Der VwGH sah im vorliegenden Fall keinen Anlass, eine Beschränkung der Niederlassungsfreiheit anzunehmen. Er begründet dies damit, dass grenzüberschreitende Sachverhalte nicht schlechter behandelt werden als rein innerstaatliche Sachverhalte. Kreditinstitute mit inländischen Betriebsstätten werden gleich behandelt wie Kreditinstitute mit ausländischen Betriebsstätten: In beiden Fällen werden die entsprechenden Anteile an den Bilanzsummen in die Bemessungsgrundlage des Kreditinstituts gem § 2 Abs 1 StabAbgG aufgenommen, weil die unkonsolidierte Bilanzsumme dafür maßgeblich ist. Der einzige „Störfaktor“ im vorliegenden Fall ist darin zu erkennen, dass Tochtergesellschaften von Kreditinstituten anders behandelt werden als deren Betriebsstätten, weil nur die Anteile an der Bilanzsumme letzterer in die Bemessungsgrundlage des inländischen Kreditinstituts einfließen.
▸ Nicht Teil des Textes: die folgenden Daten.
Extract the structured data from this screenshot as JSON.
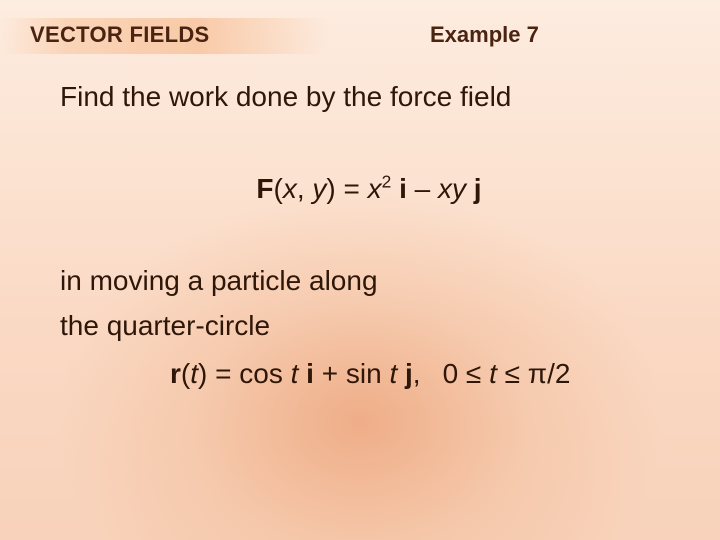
{
  "colors": {
    "text": "#2e1608",
    "heading": "#4a2410",
    "bg_top": "#fdece0",
    "bg_bottom": "#f8d2ba",
    "glow_center": "rgba(230,140,90,0.55)",
    "header_band": "rgba(248,200,165,0.95)"
  },
  "typography": {
    "font_family": "Arial",
    "heading_fontsize_pt": 17,
    "heading_weight": "bold",
    "body_fontsize_pt": 21,
    "sup_scale": 0.62
  },
  "header": {
    "section_title": "VECTOR FIELDS",
    "example_label": "Example 7"
  },
  "content": {
    "line1": "Find the work done by the force field",
    "eq_F_pre": "F",
    "eq_F_args_open": "(",
    "eq_F_x": "x",
    "eq_F_comma": ", ",
    "eq_F_y": "y",
    "eq_F_args_close": ") = ",
    "eq_F_x2_base": "x",
    "eq_F_x2_exp": "2",
    "eq_F_sp1": " ",
    "eq_F_i": "i",
    "eq_F_minus": " – ",
    "eq_F_xy": "xy",
    "eq_F_sp2": " ",
    "eq_F_j": "j",
    "line2": "in moving a particle along",
    "line3": "the quarter-circle",
    "eq_r_pre": "r",
    "eq_r_args_open": "(",
    "eq_r_t": "t",
    "eq_r_args_close": ") = cos ",
    "eq_r_t2": "t",
    "eq_r_sp1": " ",
    "eq_r_i": "i",
    "eq_r_plus": " + sin ",
    "eq_r_t3": "t",
    "eq_r_sp2": " ",
    "eq_r_j": "j",
    "eq_r_comma": ",",
    "range_lhs": "0 ≤ ",
    "range_t": "t",
    "range_rhs": " ≤ π/2"
  }
}
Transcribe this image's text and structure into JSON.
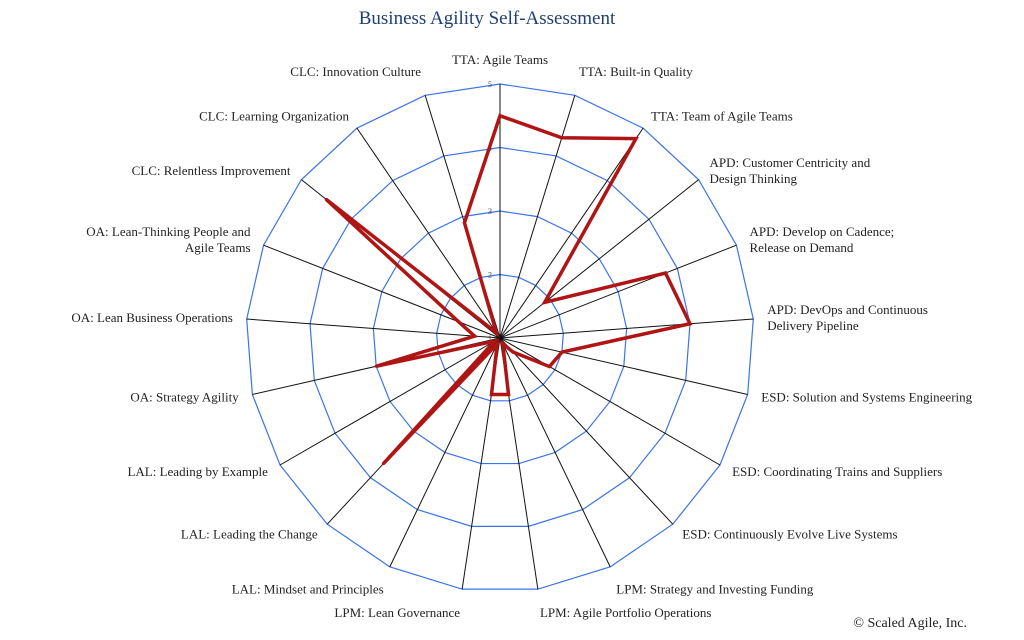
{
  "title": "Business Agility Self-Assessment",
  "copyright": "© Scaled Agile, Inc.",
  "colors": {
    "grid": "#3b73e6",
    "spokes": "#111111",
    "series": "#b01515",
    "title": "#1f3f73"
  },
  "chart_data": {
    "type": "radar",
    "title": "Business Agility Self-Assessment",
    "rmin": 1,
    "rmax": 5,
    "ticks": [
      1,
      2,
      3,
      4,
      5
    ],
    "grid": true,
    "legend": "none",
    "categories": [
      "TTA: Agile Teams",
      "TTA: Built-in Quality",
      "TTA: Team of Agile Teams",
      [
        "APD: Customer Centricity and",
        "Design Thinking"
      ],
      [
        "APD: Develop on Cadence;",
        "Release on Demand"
      ],
      [
        "APD: DevOps and Continuous",
        "Delivery Pipeline"
      ],
      "ESD: Solution and Systems Engineering",
      "ESD: Coordinating Trains and Suppliers",
      "ESD: Continuously Evolve Live Systems",
      "LPM: Strategy and Investing Funding",
      "LPM: Agile Portfolio Operations",
      "LPM: Lean Governance",
      "LAL: Mindset and Principles",
      "LAL: Leading the Change",
      "LAL: Leading by Example",
      "OA: Strategy Agility",
      "OA: Lean Business Operations",
      [
        "OA: Lean-Thinking People and",
        "Agile Teams"
      ],
      "CLC: Relentless Improvement",
      "CLC: Learning Organization",
      "CLC: Innovation Culture"
    ],
    "series": [
      {
        "values": [
          4.5,
          4.3,
          4.8,
          1.9,
          3.8,
          4.0,
          2.0,
          1.9,
          1.3,
          1.1,
          1.9,
          1.9,
          1.1,
          3.7,
          1.1,
          3.0,
          1.4,
          1.7,
          4.5,
          1.1,
          2.9
        ]
      }
    ]
  }
}
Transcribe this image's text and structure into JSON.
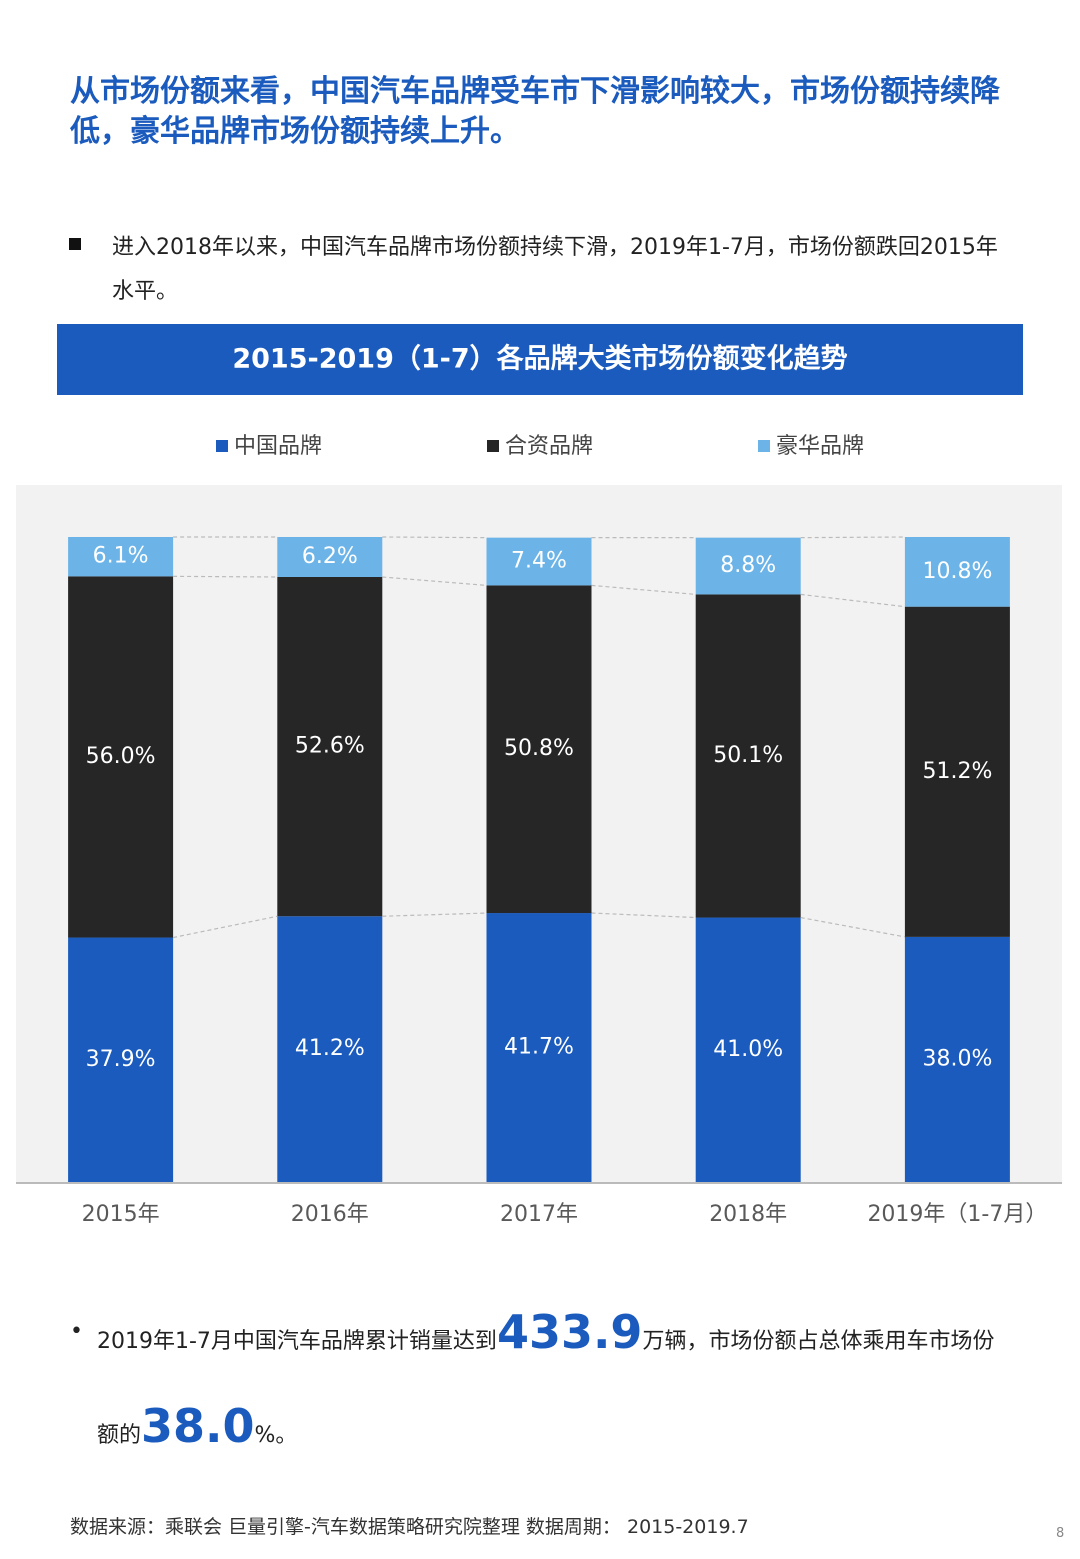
{
  "headline": "从市场份额来看，中国汽车品牌受车市下滑影响较大，市场份额持续降低，豪华品牌市场份额持续上升。",
  "bullet1": "进入2018年以来，中国汽车品牌市场份额持续下滑，2019年1-7月，市场份额跌回2015年水平。",
  "chart_data": {
    "type": "bar",
    "stacked": true,
    "title": "2015-2019（1-7）各品牌大类市场份额变化趋势",
    "categories": [
      "2015年",
      "2016年",
      "2017年",
      "2018年",
      "2019年（1-7月）"
    ],
    "series": [
      {
        "name": "中国品牌",
        "color": "#1a5bbd",
        "values": [
          37.9,
          41.2,
          41.7,
          41.0,
          38.0
        ],
        "value_labels": [
          "37.9%",
          "41.2%",
          "41.7%",
          "41.0%",
          "38.0%"
        ]
      },
      {
        "name": "合资品牌",
        "color": "#262626",
        "values": [
          56.0,
          52.6,
          50.8,
          50.1,
          51.2
        ],
        "value_labels": [
          "56.0%",
          "52.6%",
          "50.8%",
          "50.1%",
          "51.2%"
        ]
      },
      {
        "name": "豪华品牌",
        "color": "#6cb4e8",
        "values": [
          6.1,
          6.2,
          7.4,
          8.8,
          10.8
        ],
        "value_labels": [
          "6.1%",
          "6.2%",
          "7.4%",
          "8.8%",
          "10.8%"
        ]
      }
    ]
  },
  "bullet2": {
    "before": "2019年1-7月中国汽车品牌累计销量达到",
    "sales": "433.9",
    "middle": "万辆，市场份额占总体乘用车市场份额的",
    "share": "38.0",
    "after": "%。"
  },
  "source": "数据来源：乘联会  巨量引擎-汽车数据策略研究院整理  数据周期： 2015-2019.7",
  "page_number": "8"
}
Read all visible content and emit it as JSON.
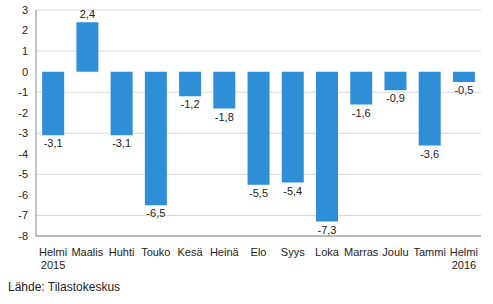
{
  "chart_data": {
    "type": "bar",
    "categories": [
      "Helmi 2015",
      "Maalis",
      "Huhti",
      "Touko",
      "Kesä",
      "Heinä",
      "Elo",
      "Syys",
      "Loka",
      "Marras",
      "Joulu",
      "Tammi",
      "Helmi 2016"
    ],
    "values": [
      -3.1,
      2.4,
      -3.1,
      -6.5,
      -1.2,
      -1.8,
      -5.5,
      -5.4,
      -7.3,
      -1.6,
      -0.9,
      -3.6,
      -0.5
    ],
    "value_labels": [
      "-3,1",
      "2,4",
      "-3,1",
      "-6,5",
      "-1,2",
      "-1,8",
      "-5,5",
      "-5,4",
      "-7,3",
      "-1,6",
      "-0,9",
      "-3,6",
      "-0,5"
    ],
    "data_labels": true,
    "color": "#2e8fd8",
    "ylim": [
      -8,
      3
    ],
    "yticks": [
      -8,
      -7,
      -6,
      -5,
      -4,
      -3,
      -2,
      -1,
      0,
      1,
      2,
      3
    ],
    "grid": true,
    "source": "Lähde: Tilastokeskus"
  }
}
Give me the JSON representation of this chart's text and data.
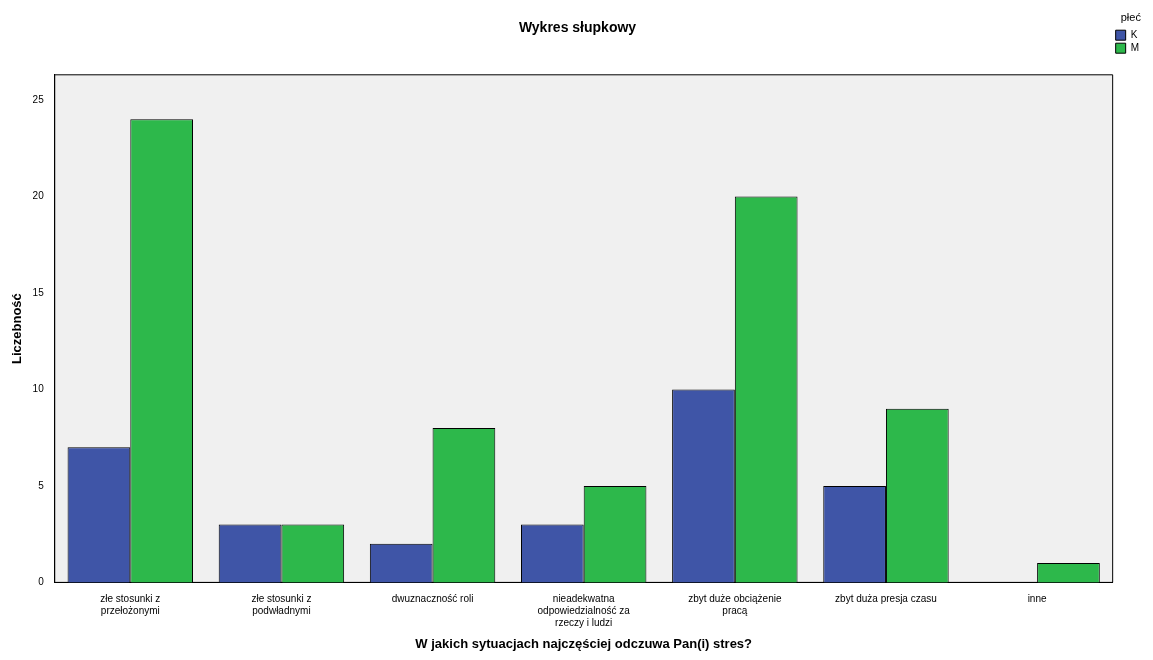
{
  "chart_data": {
    "type": "bar",
    "title": "Wykres słupkowy",
    "xlabel": "W jakich sytuacjach najczęściej odczuwa Pan(i) stres?",
    "ylabel": "Liczebność",
    "legend_title": "płeć",
    "categories": [
      "złe stosunki z przełożonymi",
      "złe stosunki z podwładnymi",
      "dwuznaczność roli",
      "nieadekwatna odpowiedzialność za rzeczy i ludzi",
      "zbyt duże obciążenie pracą",
      "zbyt duża presja czasu",
      "inne"
    ],
    "series": [
      {
        "name": "K",
        "color": "#3f55a7",
        "values": [
          7,
          3,
          2,
          3,
          10,
          5,
          0
        ]
      },
      {
        "name": "M",
        "color": "#2db84b",
        "values": [
          24,
          3,
          8,
          5,
          20,
          9,
          1
        ]
      }
    ],
    "ylim": [
      0,
      26.3
    ],
    "yticks": [
      0,
      5,
      10,
      15,
      20,
      25
    ],
    "legend": "top right"
  }
}
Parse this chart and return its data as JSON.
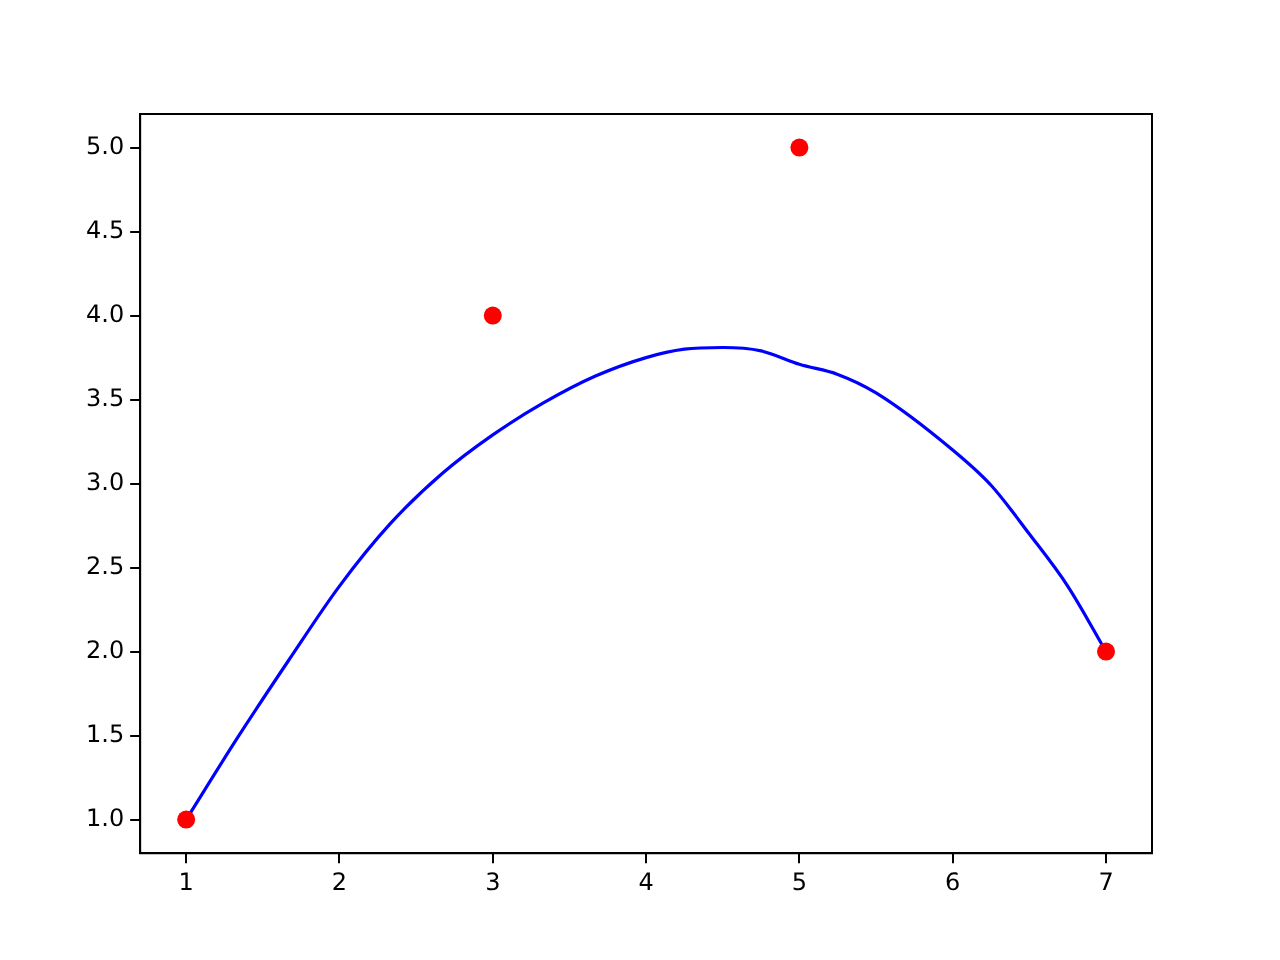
{
  "chart_data": {
    "type": "scatter",
    "line_style": "solid",
    "grid": false,
    "legend": false,
    "xlim": [
      0.7,
      7.3
    ],
    "xticks": [
      1,
      2,
      3,
      4,
      5,
      6,
      7
    ],
    "ylim": [
      0.8,
      5.2
    ],
    "yticks": [
      {
        "value": 1,
        "label": "1.0"
      },
      {
        "value": 1.5,
        "label": "1.5"
      },
      {
        "value": 2,
        "label": "2.0"
      },
      {
        "value": 2.5,
        "label": "2.5"
      },
      {
        "value": 3,
        "label": "3.0"
      },
      {
        "value": 3.5,
        "label": "3.5"
      },
      {
        "value": 4,
        "label": "4.0"
      },
      {
        "value": 4.5,
        "label": "4.5"
      },
      {
        "value": 5,
        "label": "5.0"
      }
    ],
    "series": [
      {
        "type": "line",
        "marker": "none",
        "color": "#0000ff",
        "x": [
          1,
          1.33,
          1.67,
          2,
          2.33,
          2.67,
          3,
          3.33,
          3.67,
          4,
          4.25,
          4.5,
          4.75,
          5,
          5.25,
          5.5,
          6,
          6.25,
          6.5,
          6.75,
          7
        ],
        "values": [
          1,
          1.48,
          1.95,
          2.39,
          2.76,
          3.06,
          3.29,
          3.48,
          3.64,
          3.75,
          3.8,
          3.81,
          3.79,
          3.71,
          3.65,
          3.54,
          3.2,
          2.99,
          2.7,
          2.39,
          2
        ]
      },
      {
        "marker": "circle",
        "color": "#ff0000",
        "x": [
          1,
          3,
          5,
          7
        ],
        "values": [
          1,
          4,
          5,
          2
        ]
      }
    ]
  }
}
Das liegt jedoch allein an der Tatsache der rechtlichen Ausgestaltung der Stabilitätsabgabe: Diese erfasst eben die unkonsolidierte Bilanzsumme, weshalb im Ergebnis das Vermögen von Tochtergesellschaften nicht zu erfassen ist. Dieses unterliegt – im Fall von inländischen Tochtergesellschaften mit einer ausreichend hohen Bemessungsgrundlage – in weiterer Folge selbst der Stabilitätsabgabe. Fraglich könnte jedoch sein, ob die vom VwGH gezogene Vergleichspaarbildung bei der Feststellung einer mittelbaren Diskriminierung zutreffend ist. Er vergleicht inländische Betriebsstätten mit ausländischen Betriebsstätten, die für Zwecke der Ermittlung der Bemessungsgrundlage der Stabilitätsabgabe gleich behandelt werden, und erkennt darin keine mittelbare Diskriminierung. Eine mittelbare Diskriminierung liegt bei einer dem Anschein nach neutralen Regelung vor, die aber eine benachteiligte Gruppe überproportional betrifft (Kokott, Das Steuerrecht der Europäischen Union [2018] § 3 Rz 102). Daher ist fraglich, ob das Abstellen auf die unkonsolidierte Bilanzsumme nicht eine solche mittelbare Diskriminierung darstellen könnte, wenn doch dadurch inländische Kreditinstitute mit ausländischen Betriebsstätten insofern überproportional benachteiligt werden als inländische Kreditinstitute mit ausländischen Tochtergesellschaften, als nur erstere die inländische Bemessungsgrundlage erheblich erhöhen können.